The sun had already risen high. Caravans from the Arabian desert appeared, bringing new pilgrims with multicolored turbans on their shaven heads. Some had crescent-shaped talismans made from boars’ teeth, which they wore suspended around their necks; others had tiny bronze goddesses-all hips; and others, necklaces made from the teeth of their enemies. They were wild beasts of the east who had come to be baptized. The Baptist saw them, uttered a piercing cry and rushed down from the rock. The camels knelt on the mud of the Jordan, and the voice of the desert was heard to resound mercilessly: “Repent, repent. The day of the Lord has come!”
Meanwhile, Jesus found his companions. They were sitting on the river bank, silent and afflicted, waiting for him. It was now three days and three nights that he had not appeared, three days and three nights that the Baptist had abandoned his baptizing to talk to him. He spoke on and on, and Jesus listened with bowed head. What was he saying, bearing down over him like a vulture; and why was the one so wild and the other so sad? Judas paced up and down in a rage, puffing. As soon as night fell, he secretly approached the rock to hear. The two of them were talking, cheek to cheek. Judas cocked his ear but could distinguish only a murmur, a rapid murmur, as from running water. One was giving, the other receiving, being filled, as though the son of Mary were a jug propped up under a tap. The redbeard slid down from the rock in a frenzy, and once more began to pace in the darkness. “Shame on me, shame on me,” he grumbled, “to let them deliberate about Israel while I am absent! The Baptist should have entrusted his secret to me, should have given me the ax. I am the only one who feels Israel ’s pains. I am able to use the ax; he, the clairvoyant, is not. He shamelessly proclaims that we are all brothers, injured and injurers, Israelites and Romans and Greeks, devil take them!”
He lay down at the foot of the rock, far from the other companions, whom he did not wish to see.
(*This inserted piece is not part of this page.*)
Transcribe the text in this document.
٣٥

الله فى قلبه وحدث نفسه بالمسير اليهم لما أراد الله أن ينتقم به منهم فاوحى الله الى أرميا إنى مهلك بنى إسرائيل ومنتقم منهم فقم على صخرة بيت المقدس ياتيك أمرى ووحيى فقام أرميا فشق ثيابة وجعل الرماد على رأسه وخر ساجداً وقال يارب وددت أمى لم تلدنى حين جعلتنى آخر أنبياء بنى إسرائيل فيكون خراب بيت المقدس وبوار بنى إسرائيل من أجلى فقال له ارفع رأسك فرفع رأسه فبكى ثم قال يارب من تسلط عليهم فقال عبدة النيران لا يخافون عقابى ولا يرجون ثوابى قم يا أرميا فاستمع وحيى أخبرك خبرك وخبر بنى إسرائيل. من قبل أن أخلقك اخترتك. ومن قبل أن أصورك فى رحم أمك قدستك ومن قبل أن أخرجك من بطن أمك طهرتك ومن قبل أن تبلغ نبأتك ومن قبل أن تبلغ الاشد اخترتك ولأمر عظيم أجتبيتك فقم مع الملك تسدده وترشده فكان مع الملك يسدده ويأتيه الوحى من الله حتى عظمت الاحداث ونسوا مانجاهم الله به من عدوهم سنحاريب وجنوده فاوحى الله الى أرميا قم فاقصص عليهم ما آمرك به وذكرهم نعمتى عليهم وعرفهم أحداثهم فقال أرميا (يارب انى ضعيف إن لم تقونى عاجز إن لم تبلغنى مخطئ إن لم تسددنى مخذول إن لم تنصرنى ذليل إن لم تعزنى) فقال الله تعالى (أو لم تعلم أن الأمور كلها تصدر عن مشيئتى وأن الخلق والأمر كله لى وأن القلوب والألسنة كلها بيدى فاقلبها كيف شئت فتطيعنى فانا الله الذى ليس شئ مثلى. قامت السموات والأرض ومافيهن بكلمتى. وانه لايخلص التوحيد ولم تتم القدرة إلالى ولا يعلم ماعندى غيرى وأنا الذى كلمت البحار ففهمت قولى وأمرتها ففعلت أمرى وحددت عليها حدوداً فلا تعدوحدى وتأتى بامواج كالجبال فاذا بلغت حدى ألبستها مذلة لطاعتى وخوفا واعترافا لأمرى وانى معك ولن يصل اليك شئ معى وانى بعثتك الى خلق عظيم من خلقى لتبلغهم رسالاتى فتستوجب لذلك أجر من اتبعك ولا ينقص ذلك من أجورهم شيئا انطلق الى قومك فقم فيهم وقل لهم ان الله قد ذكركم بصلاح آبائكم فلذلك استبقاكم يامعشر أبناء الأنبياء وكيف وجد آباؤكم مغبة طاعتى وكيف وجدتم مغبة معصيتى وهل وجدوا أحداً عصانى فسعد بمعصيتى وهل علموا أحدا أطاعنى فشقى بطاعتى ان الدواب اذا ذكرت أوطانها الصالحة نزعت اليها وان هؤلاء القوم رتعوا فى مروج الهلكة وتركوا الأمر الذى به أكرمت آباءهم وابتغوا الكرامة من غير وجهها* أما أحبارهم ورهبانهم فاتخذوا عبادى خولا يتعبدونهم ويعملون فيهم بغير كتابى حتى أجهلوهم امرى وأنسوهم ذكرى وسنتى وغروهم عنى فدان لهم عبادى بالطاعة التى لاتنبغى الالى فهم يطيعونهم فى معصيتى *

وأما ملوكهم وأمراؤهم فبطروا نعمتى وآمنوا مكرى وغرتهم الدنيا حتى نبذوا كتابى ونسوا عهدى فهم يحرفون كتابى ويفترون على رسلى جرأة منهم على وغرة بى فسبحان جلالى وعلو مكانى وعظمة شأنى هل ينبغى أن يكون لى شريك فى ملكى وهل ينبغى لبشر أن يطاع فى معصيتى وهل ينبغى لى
For a moment he fell asleep and seemed to hear the Baptist’s voice and scattered, disparate words: “Fire,” “ Sodom and Gomorrah,” “Strike!” He jumped up. Once awake, however, he heard nothing but the night birds and the jackals and the murmur of the Jordan in the reeds. He went down to the river and plunged his flaming head into the water to extinguish the fire. “He’ll come down from the rock, won’t he?” he murmured. “He will, and then I shall learn his secret, whether he likes it or not!”
When he saw Jesus approach, therefore, he jumped up, as did the other companions. They ran out joyfully to receive him, touched his shoulders, his back, caressed him; and John’s eyes filled with tears-a deep wrinkle was now engraved in the middle of the master’s forehead.
Peter could not contain himself. “Rabbi,” he said, “why did the Baptist talk to you for days and nights? What did he tell you to make you so sorrowful? Your face has changed.”
“His days are few,” answered Jesus. “Stay with him, all of you, and be baptized. I am leaving.”
“Where are you going, Rabbi?” cried out Zebedee’s younger son, taking hold of Jesus’ tunic. “We’ll all come with you.”